Discussion in 'Vertical and Horizontal Loops' started by GeoFriend, Apr 15, 2015.

  1. GeoFriend

    GeoFriend New Member

    Just surfed onto this forum. Looks like a lot of good info.
    Our family enjoyed the benefits of open loop geothermal (100% of heat, cool, DHW) for 40 years.
    I built the first unit since nobody sold them back then.

    Now we have moved west onto a mountain where good wells can not be obtained.
    The well serves our domestic requirements but will not support a geothermal.
    So this will be my first closed loop installation.

    I have a barrel of fuel grade methanol.
    Can I use it (20% in water) for circulant?
    Is inhibitor needed, essential?
    If so, where do I get it?

    Thanks, Km
  2. Mark Custis

    Mark Custis Not soon. Industry Professional Forum Leader

    An inhibitor depends on what is in the water. Has the water been tested?

    GeoFriend likes this.
  3. docjenser

    docjenser Well-Known Member Industry Professional Forum Leader

    We make sure the water is good, either truck it in or you can use rainwater. Then you usually don't need inhibitor in closed systems. Sometimes it is mixing in with Glycol. Methanol usually inhibits microbial growth anyway.
    GeoFriend likes this.
  4. GeoFriend

    GeoFriend New Member

    Thanks for the reply.
    As of yet, nothing's been installed in the loop.
    Three vertical 350 ft. bores were finished last week.
    They are in heavy, consolidated shale and granite.
    The loops are 1" sdr-11 HDPE, grouted with Hi thermal conductive grout.
    They are wet from 40 ft. down.
    To start with, I am installing a variable speed 3.5 ton.
    We are off grid so the geothermal will be run by solar.
    There is not enough solar January/February so we will be supplementing with wood.
    I am anticipating that the rest of the year we will be OK.
    We do need quite a bit of air conditioning here.

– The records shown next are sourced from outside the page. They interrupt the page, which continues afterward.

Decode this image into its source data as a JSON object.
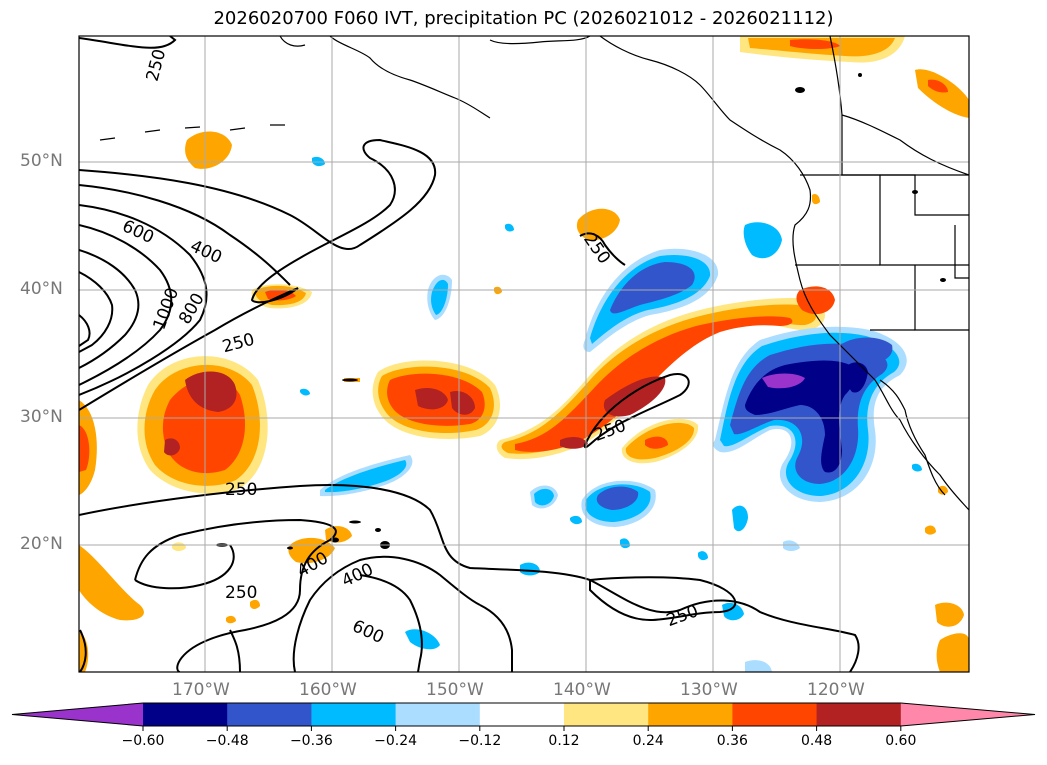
{
  "title": "2026020700 F060 IVT, precipitation PC (2026021012 - 2026021112)",
  "lat_labels": [
    "50°N",
    "40°N",
    "30°N",
    "20°N"
  ],
  "lon_labels": [
    "170°W",
    "160°W",
    "150°W",
    "140°W",
    "130°W",
    "120°W"
  ],
  "contour_labels": [
    "250",
    "600",
    "400",
    "1000",
    "800",
    "250",
    "250",
    "250",
    "400",
    "400",
    "250",
    "600",
    "250"
  ],
  "colorbar": {
    "ticks": [
      "−0.60",
      "−0.48",
      "−0.36",
      "−0.24",
      "−0.12",
      "0.12",
      "0.24",
      "0.36",
      "0.48",
      "0.60"
    ],
    "colors": [
      "#9933cc",
      "#000088",
      "#3355cc",
      "#00bbff",
      "#aaddff",
      "#ffffff",
      "#ffe680",
      "#ffa500",
      "#ff4500",
      "#b22222",
      "#ff88aa"
    ]
  }
}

    I was going to put well water in the loop.
    I would have never suspected that water impurities were involved.
    As for water testing, we had it tested for coliform but I doubt that makes any difference here.
    The water seems to be good.
    It leaves no residue.
    What do we test for?
  5. waterpirate

    waterpirate Well-Known Member Industry Professional Forum Leader

    Mark knows more than most, from his problem solving with hydronics. You need to at a minimum do a mineral test, ph, and any other dissolved solids, or iron content for happiness down the road.
    GeoFriend likes this.
  6. GeoFriend

    GeoFriend New Member

    Many thanks Mike, Doc and Eric.
    Your comments are appreciated.
  7. Mark Custis

    Mark Custis Not soon. Industry Professional Forum Leader

    I used to fill loops and systems, (I do a good bit of water to water work.) with the nearest garden hose, until I had a system grow brown snot in "city water".

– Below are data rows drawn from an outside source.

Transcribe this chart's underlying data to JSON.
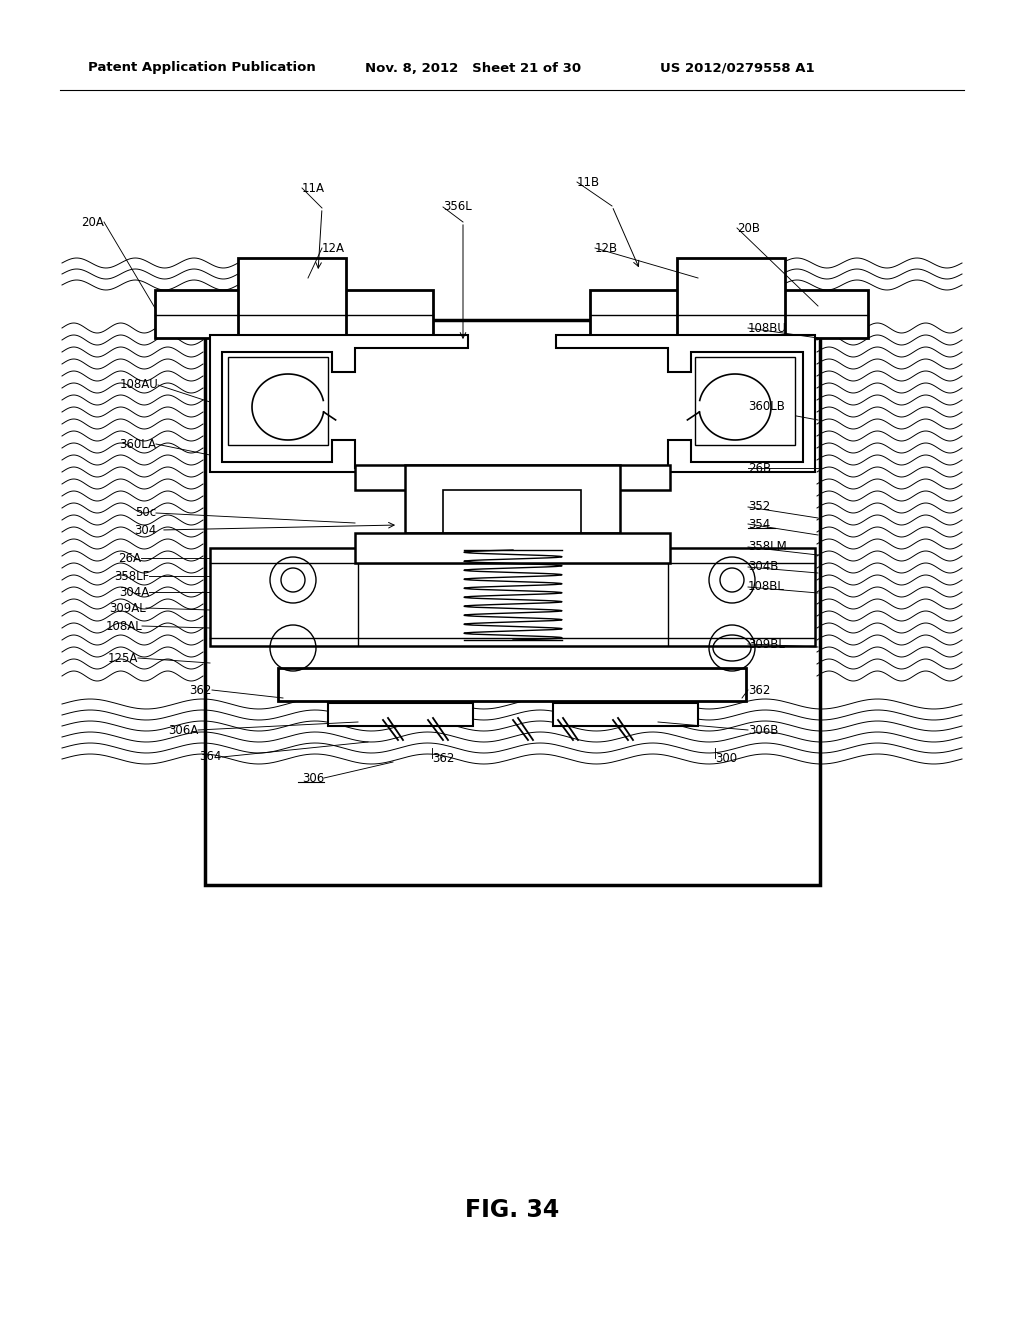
{
  "header_left": "Patent Application Publication",
  "header_mid": "Nov. 8, 2012   Sheet 21 of 30",
  "header_right": "US 2012/0279558 A1",
  "fig_label": "FIG. 34",
  "bg_color": "#ffffff"
}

    I now test all my water for systems before filling. Filling is easier than un-filling to add treatment.

    See if you can get a source for Furnox chemicals near you. They will test the water and tell you what and how much you need to have a trouble free system.

  8. GeoFriend

    GeoFriend New Member

    I am reviving this old post to thank Mark Eric and Doc for their help.
    We have now in our 5th year with the system and it works great.

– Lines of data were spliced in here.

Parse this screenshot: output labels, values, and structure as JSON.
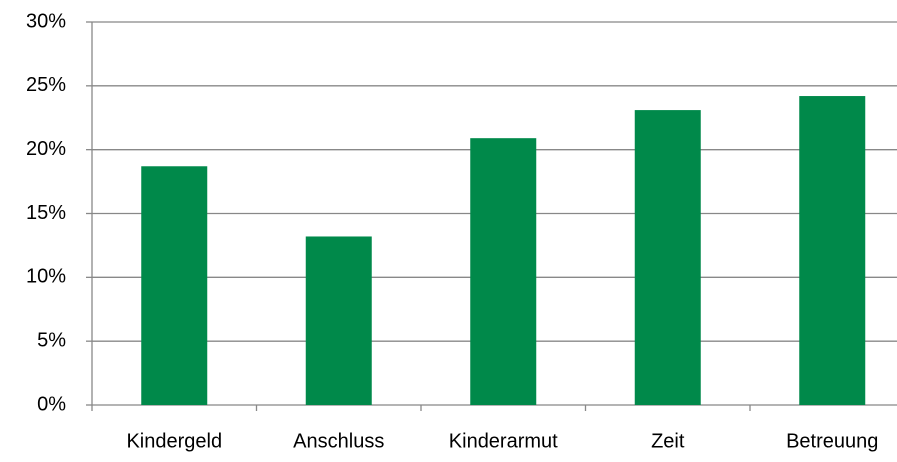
{
  "chart_data": {
    "type": "bar",
    "categories": [
      "Kindergeld",
      "Anschluss",
      "Kinderarmut",
      "Zeit",
      "Betreuung"
    ],
    "values": [
      18.7,
      13.2,
      20.9,
      23.1,
      24.2
    ],
    "color": "#00894a",
    "ylim": [
      0,
      30
    ],
    "yticks": [
      {
        "value": 0,
        "label": "0%"
      },
      {
        "value": 5,
        "label": "5%"
      },
      {
        "value": 10,
        "label": "10%"
      },
      {
        "value": 15,
        "label": "15%"
      },
      {
        "value": 20,
        "label": "20%"
      },
      {
        "value": 25,
        "label": "25%"
      },
      {
        "value": 30,
        "label": "30%"
      }
    ],
    "grid": true
  }
}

    The pick up loop is three 350 ft, 6" wells bored in mostly consolidated granite.
    They are grouted with Hi thermal conductivity grout.
    They are parallel connected to two 3.5 T heat pumps.
    One of the heat pumps is running at 60% speed via a VFD.
    We are in NW Washington State where the loop will run 57 deg F with no heat load.
    The lowest I have seen it is 49 deg. when it was 17 deg below 0.

    I originally filled the loop with well water.
    Our well water runs 260 ppm TDS with no Fe.
    I have no inhibitor nor anti-freeze in the system.
    The loop is all SS, and HDPE with brass fittings.